From Deutsche Bank’s Jim Reid
The recovery from the lows after Bullard spoke yesterday is another reminder how addicted markets still are to liquidity. Indeed in today’s pdf we reprint and update a table from our 2014 Outlook showing the various phases of the Fed’s balance sheet expansion and pausing over the last 5-6 years and its impact on equities and credit. We have found that the relationship broadly works best with markets pricing in the Fed balance sheet move just under 3 months in advance. We’ve also included our oft-used chart of the Fed balance sheet vs the S&P 500 to help demonstrate this. So end July / early August 2014 was always the time that this relationship suggested markets should enter a new more difficult phase.

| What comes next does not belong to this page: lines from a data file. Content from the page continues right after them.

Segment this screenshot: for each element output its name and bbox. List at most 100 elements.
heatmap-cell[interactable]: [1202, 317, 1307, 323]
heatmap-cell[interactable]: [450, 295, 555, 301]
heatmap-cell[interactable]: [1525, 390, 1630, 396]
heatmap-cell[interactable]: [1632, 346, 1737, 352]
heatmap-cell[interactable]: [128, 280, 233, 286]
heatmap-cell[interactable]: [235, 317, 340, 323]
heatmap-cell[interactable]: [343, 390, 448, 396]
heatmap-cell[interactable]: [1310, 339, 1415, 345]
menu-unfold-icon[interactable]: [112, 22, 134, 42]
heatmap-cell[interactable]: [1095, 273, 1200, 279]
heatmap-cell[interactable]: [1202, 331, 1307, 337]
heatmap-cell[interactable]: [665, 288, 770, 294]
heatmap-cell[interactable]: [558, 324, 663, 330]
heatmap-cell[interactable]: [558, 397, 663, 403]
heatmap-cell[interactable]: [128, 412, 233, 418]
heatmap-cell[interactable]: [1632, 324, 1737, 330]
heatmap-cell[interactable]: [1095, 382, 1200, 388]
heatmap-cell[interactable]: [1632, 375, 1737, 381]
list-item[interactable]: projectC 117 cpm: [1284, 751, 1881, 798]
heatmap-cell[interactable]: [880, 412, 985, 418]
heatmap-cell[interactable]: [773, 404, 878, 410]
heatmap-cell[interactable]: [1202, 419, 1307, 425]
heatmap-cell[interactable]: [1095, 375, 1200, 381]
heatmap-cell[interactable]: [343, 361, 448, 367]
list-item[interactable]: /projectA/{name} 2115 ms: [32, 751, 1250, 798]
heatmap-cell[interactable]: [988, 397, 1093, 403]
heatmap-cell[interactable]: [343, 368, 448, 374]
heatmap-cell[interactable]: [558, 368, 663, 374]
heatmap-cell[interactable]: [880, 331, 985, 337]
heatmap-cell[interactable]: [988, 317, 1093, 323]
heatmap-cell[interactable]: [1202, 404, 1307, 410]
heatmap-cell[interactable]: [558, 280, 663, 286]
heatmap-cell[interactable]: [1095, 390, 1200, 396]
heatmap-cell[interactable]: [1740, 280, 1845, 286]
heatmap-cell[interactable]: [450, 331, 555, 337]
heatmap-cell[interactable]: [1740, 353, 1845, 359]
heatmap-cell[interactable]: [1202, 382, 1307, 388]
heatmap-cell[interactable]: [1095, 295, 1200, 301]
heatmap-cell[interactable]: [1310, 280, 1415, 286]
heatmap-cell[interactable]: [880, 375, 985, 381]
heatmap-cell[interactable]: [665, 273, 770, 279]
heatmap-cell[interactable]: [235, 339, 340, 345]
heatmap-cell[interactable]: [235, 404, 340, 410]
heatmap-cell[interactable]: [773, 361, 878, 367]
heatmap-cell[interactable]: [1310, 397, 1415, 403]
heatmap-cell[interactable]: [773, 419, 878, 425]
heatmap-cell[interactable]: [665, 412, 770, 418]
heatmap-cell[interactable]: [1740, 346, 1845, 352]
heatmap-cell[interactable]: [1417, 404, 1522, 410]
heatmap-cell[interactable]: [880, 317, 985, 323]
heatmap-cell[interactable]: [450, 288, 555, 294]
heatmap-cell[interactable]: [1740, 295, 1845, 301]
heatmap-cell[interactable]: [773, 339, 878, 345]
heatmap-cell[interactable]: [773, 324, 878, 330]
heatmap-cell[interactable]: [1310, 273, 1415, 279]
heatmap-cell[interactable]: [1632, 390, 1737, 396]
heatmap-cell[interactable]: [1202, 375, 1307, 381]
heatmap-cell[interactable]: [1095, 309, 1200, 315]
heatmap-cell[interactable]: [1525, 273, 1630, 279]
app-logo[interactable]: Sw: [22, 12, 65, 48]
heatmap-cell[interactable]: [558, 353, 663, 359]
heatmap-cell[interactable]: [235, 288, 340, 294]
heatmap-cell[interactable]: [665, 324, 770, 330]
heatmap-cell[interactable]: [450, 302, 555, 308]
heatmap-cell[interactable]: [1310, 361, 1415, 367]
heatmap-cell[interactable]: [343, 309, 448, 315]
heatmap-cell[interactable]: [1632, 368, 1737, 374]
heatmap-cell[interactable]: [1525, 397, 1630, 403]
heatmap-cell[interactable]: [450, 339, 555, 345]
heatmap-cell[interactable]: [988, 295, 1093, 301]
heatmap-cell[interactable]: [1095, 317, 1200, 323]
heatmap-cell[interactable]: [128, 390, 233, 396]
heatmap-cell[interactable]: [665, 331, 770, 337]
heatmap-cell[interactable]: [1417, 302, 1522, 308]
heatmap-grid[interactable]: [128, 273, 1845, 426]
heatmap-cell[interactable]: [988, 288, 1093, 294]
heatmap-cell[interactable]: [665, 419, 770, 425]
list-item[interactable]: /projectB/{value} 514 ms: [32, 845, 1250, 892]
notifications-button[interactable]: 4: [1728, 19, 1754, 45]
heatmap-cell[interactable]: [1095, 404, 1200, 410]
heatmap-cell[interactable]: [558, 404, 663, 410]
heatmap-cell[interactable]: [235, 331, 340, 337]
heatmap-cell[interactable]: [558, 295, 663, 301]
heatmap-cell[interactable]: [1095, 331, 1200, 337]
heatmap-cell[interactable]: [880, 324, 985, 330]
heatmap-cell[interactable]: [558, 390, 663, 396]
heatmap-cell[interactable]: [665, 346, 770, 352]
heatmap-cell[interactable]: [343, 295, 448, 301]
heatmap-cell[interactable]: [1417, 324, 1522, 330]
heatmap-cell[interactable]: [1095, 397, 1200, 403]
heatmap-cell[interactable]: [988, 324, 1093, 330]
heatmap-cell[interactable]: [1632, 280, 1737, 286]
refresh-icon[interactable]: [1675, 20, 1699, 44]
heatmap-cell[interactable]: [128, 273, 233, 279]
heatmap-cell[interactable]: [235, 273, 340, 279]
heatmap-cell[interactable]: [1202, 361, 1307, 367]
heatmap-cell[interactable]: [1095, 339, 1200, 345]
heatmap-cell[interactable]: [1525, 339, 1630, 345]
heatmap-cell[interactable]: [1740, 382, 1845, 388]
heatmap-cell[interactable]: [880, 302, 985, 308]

With this lag, the table rather neatly shows the pulsing reaction of credit and equities to the growth and pauses in the growth of the Fed balance sheet around the Lehman demise, QE1, QE2 and QE3. After the initial emergency expansion of the Fed balance sheet in 08 where risk assets still declined (they would have declined much much more without it) we have alternated between aggressive balance sheet growth and large to huge risk-on on one hand, and small balance sheet run-off and risk-off on the other. This period post the end of July is just the latest evidence that this pattern is real. So we still think central bankers hold the key to markets going forward and there seems to be a hint of change in the Fed.